Например, то же колечко, что я вытащила из шкатулки с драгоценностями, когда собирала вещи в побег – и запустила со всей злости в стенку, узнав. Тоненькое золотое кольцо, в самый раз для моих четырнадцати. Янтарная капля сверкает, переливается, как застывшее пламя, как будто капелька огня прижилась на тонком ободке.

Как я его любила – молиться была готова на него. Этот простенький подарок казался мне самым настоящим признанием, доказательством чувств Эйлера.

Глупая курица, Эйлер и думать забыл обо всём этом. Может, вообще от щедрот души отдал мне это колечко, когда какая-нибудь из его пассий отказалась брать – слишком незатейливое. Он ведь и тогда уже был взрослым, семнадцать лет. Конечно, только такая наивная мелочь, как я, могла представлять, что между нами что-то возможно.

Или те времена, когда мы, удрав из-под надзора, встречались здесь, в этом домике. Порой даже ночевали, причём Ральд и Эйлер любезно уступали мне королевское ложе – вот эту самую старую кровать. Парни спали на полу, подстелив под голову сёдла, а я, помнится, долго не могла заснуть, поглядывая на тёмную макушку Эйлера.

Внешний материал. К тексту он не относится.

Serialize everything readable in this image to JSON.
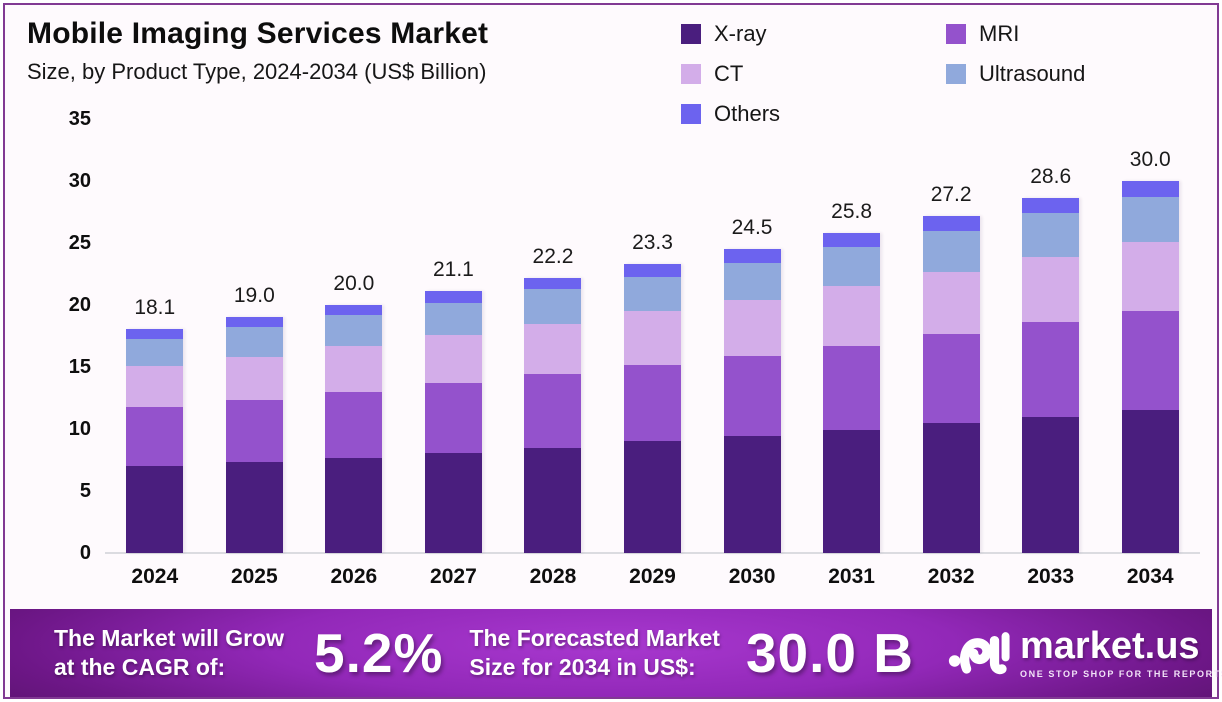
{
  "frame": {
    "border_color": "#813A93",
    "background": "#FEFAFD"
  },
  "header": {
    "title": "Mobile Imaging Services Market",
    "subtitle": "Size, by Product Type, 2024-2034 (US$ Billion)"
  },
  "chart_data": {
    "type": "bar",
    "stacked": true,
    "title": "Mobile Imaging Services Market Size, by Product Type, 2024-2034 (US$ Billion)",
    "categories": [
      "2024",
      "2025",
      "2026",
      "2027",
      "2028",
      "2029",
      "2030",
      "2031",
      "2032",
      "2033",
      "2034"
    ],
    "totals": [
      "18.1",
      "19.0",
      "20.0",
      "21.1",
      "22.2",
      "23.3",
      "24.5",
      "25.8",
      "27.2",
      "28.6",
      "30.0"
    ],
    "series": [
      {
        "name": "X-ray",
        "color": "#4A1E7E",
        "values": [
          7.0,
          7.3,
          7.7,
          8.1,
          8.5,
          9.0,
          9.4,
          9.9,
          10.5,
          11.0,
          11.5
        ]
      },
      {
        "name": "MRI",
        "color": "#9452CC",
        "values": [
          4.8,
          5.0,
          5.3,
          5.6,
          5.9,
          6.2,
          6.5,
          6.8,
          7.2,
          7.6,
          8.0
        ]
      },
      {
        "name": "CT",
        "color": "#D3ADE9",
        "values": [
          3.3,
          3.5,
          3.7,
          3.9,
          4.1,
          4.3,
          4.5,
          4.8,
          5.0,
          5.3,
          5.6
        ]
      },
      {
        "name": "Ultrasound",
        "color": "#90A9DC",
        "values": [
          2.2,
          2.4,
          2.5,
          2.6,
          2.8,
          2.8,
          3.0,
          3.2,
          3.3,
          3.5,
          3.6
        ]
      },
      {
        "name": "Others",
        "color": "#6C63EF",
        "values": [
          0.8,
          0.8,
          0.8,
          0.9,
          0.9,
          1.0,
          1.1,
          1.1,
          1.2,
          1.2,
          1.3
        ]
      }
    ],
    "legend_order": [
      "X-ray",
      "MRI",
      "CT",
      "Ultrasound",
      "Others"
    ],
    "legend_position": "top-right",
    "yticks": [
      0,
      5,
      10,
      15,
      20,
      25,
      30,
      35
    ],
    "ylim": [
      0,
      35
    ],
    "xlabel": "",
    "ylabel": "",
    "grid": false
  },
  "banner": {
    "cagr_label_line1": "The Market will Grow",
    "cagr_label_line2": "at the CAGR of:",
    "cagr_value": "5.2%",
    "forecast_label_line1": "The Forecasted Market",
    "forecast_label_line2": "Size for 2034 in US$:",
    "forecast_value": "30.0 B",
    "brand": {
      "name": "market.us",
      "tagline": "ONE STOP SHOP FOR THE REPORTS"
    }
  }
}
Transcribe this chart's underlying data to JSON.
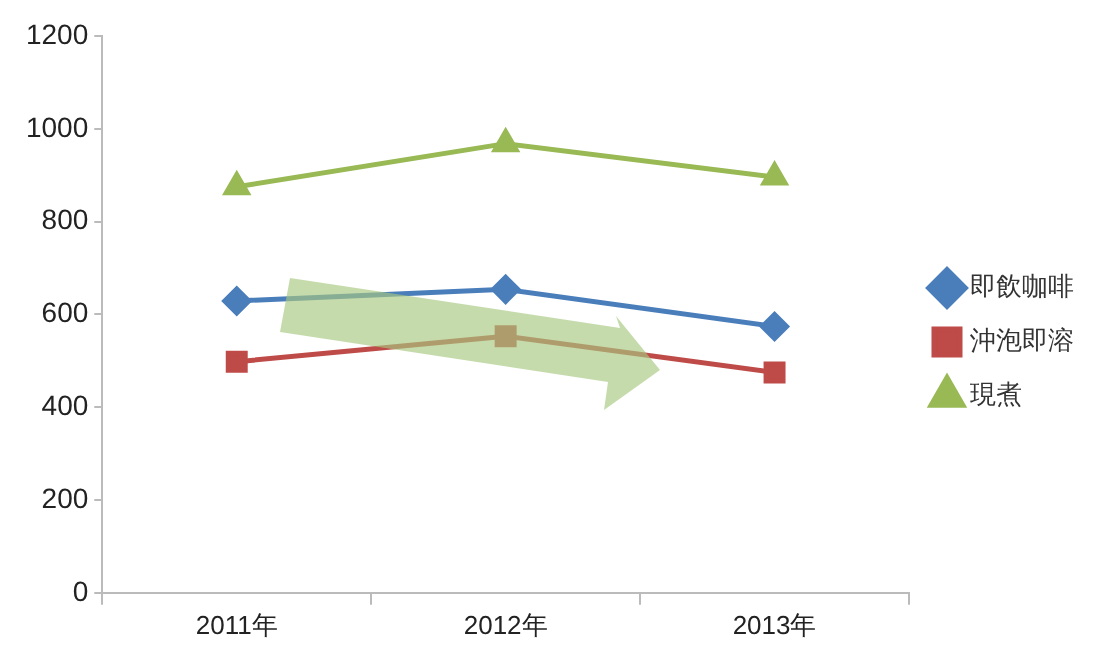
{
  "chart_data": {
    "type": "line",
    "categories": [
      "2011年",
      "2012年",
      "2013年"
    ],
    "series": [
      {
        "name": "即飲咖啡",
        "color": "#4a7ebb",
        "marker": "diamond",
        "values": [
          629,
          654,
          574
        ]
      },
      {
        "name": "沖泡即溶",
        "color": "#be4b48",
        "marker": "square",
        "values": [
          498,
          553,
          475
        ]
      },
      {
        "name": "現煮",
        "color": "#98b954",
        "marker": "triangle",
        "values": [
          875,
          968,
          896
        ]
      }
    ],
    "ylim": [
      0,
      1200
    ],
    "yticks": [
      0,
      200,
      400,
      600,
      800,
      1000,
      1200
    ],
    "grid": false,
    "legend": "right",
    "line_style": "solid"
  }
}
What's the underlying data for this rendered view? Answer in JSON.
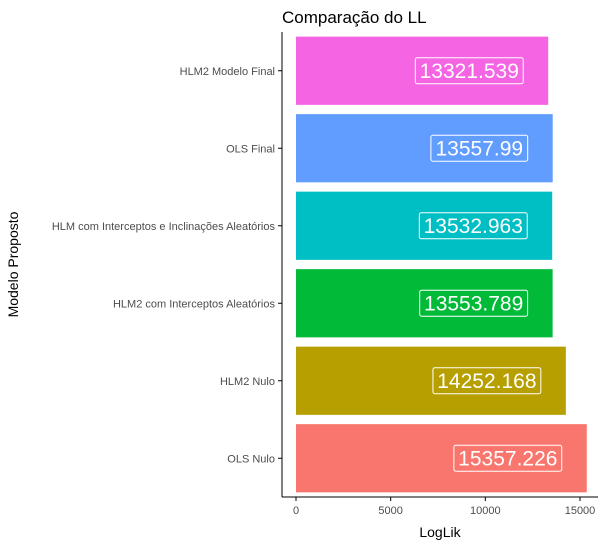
{
  "chart_data": {
    "type": "bar",
    "orientation": "horizontal",
    "title": "Comparação do LL",
    "xlabel": "LogLik",
    "ylabel": "Modelo Proposto",
    "categories": [
      "OLS Nulo",
      "HLM2 Nulo",
      "HLM2 com Interceptos Aleatórios",
      "HLM com Interceptos e Inclinações Aleatórios",
      "OLS Final",
      "HLM2 Modelo Final"
    ],
    "values": [
      15357.226,
      14252.168,
      13553.789,
      13532.963,
      13557.99,
      13321.539
    ],
    "data_labels": [
      "15357.226",
      "14252.168",
      "13553.789",
      "13532.963",
      "13557.99",
      "13321.539"
    ],
    "colors": [
      "#F8766D",
      "#B79F00",
      "#00BA38",
      "#00BFC4",
      "#619CFF",
      "#F564E3"
    ],
    "xlim": [
      0,
      15800
    ],
    "xticks": [
      0,
      5000,
      10000,
      15000
    ],
    "xtick_labels": [
      "0",
      "5000",
      "10000",
      "15000"
    ],
    "grid": false,
    "legend": "none"
  }
}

От воспоминаний рот совсем свело, сыр показался горьким. Я с усилием сглотнула, заставляя вставшую комом пищу пройти дальше по горлу. Рея уже привычно заканючила над ухом:

– Почему мы сюда приехали? Я не хочу тут спать! Тут… грязно и холодно! Неужели мы не могли где-нибудь в нормальном месте остановиться?

Я с трудом подавила желание огрызнуться. Какое ещё нормальное место? Это не путешествие на богомолье, это побег. Конечно, Рея предпочла бы ночевать в придорожной гостинице, но у меня не было денег, чтобы устраиваться со всеми удобствами. Конечно, в подкладке камзола зашиты несколько золотых, да и драгоценности можно будет продать или заложить, но пусть до Ланвейсов далёк, и тратить деньги на ерунду не хочется. Кроме того, две девицы явно дворянского вида, без сопровождения, пусть даже одна из них и одета как мужчина, неизбежно покажутся подозрительными.

Рее я ничего не стала говорить. Если она начала капризничать и жаловаться, ничего не поделаешь. Лучше всего оставить её в покое и дать отоспаться.

Я молча встала и убрала со стола то, что мы не доели. Аккуратно уложила в мешок: тут хватит ещё на завтрашнее утро, а может, и на обед. Оллин не поскупился, набил мешок под завязку.

Рея сидела, молча наблюдая за моими движениями, а потом протянула:

– Риса-а… Давай вернёмся. Мама будет беспокоиться. Лучше вернуться пораньше, тогда нам не так сильно достанется.

Час от часу не легче!

– Нам нельзя возвращаться, – сказала я быстро. – Ты же видела призрака. По ночам они становятся сильнее. Не знаю, что будет с тобой, если ты попробуешь выйти из дома.

Глаза у Реи стали огромными, в них затеплился явственный страх. Она взглянула на закрытое ставнями окно так, как будто ожидала, что в него вот-вот полезет утопленница.

– Надо дождаться рассвета. С рассветом они исчезают. Тогда и уедем отсюда.

– Но мама, – пискнула сестра. – Она будет волноваться… – нижняя губа выпятилась, как будто Рея собиралась заплакать.

Я подавила вздох. Какая же она всё ещё маленькая. По-моему, я в тринадцать была куда самостоятельнее. Хотя… со мной всегда рядом был Ральд. Все проделки, решения, любое наказание – всё делилось на двоих.

– Она только утром поймёт, что нас нет, – мягко сказала я. – Давай ложиться. Раньше ляжем – раньше встанем. Вернёмся как раз к заутрене, скажем, что ездили проветриться.

Конечно, поутру назад в замок я не собиралась. Но я неплохо знала характер Реи. Сейчас она устала, напугана и растеряна, поэтому и капризничает. Утром, когда встанет солнце, и лес покажется не таким страшным, и силы вернутся. Её куда легче будет уговорить продолжать путь. На худой конец солгу, что мы едем в гости к Ланвейсам, а мама с отцом об этом знают.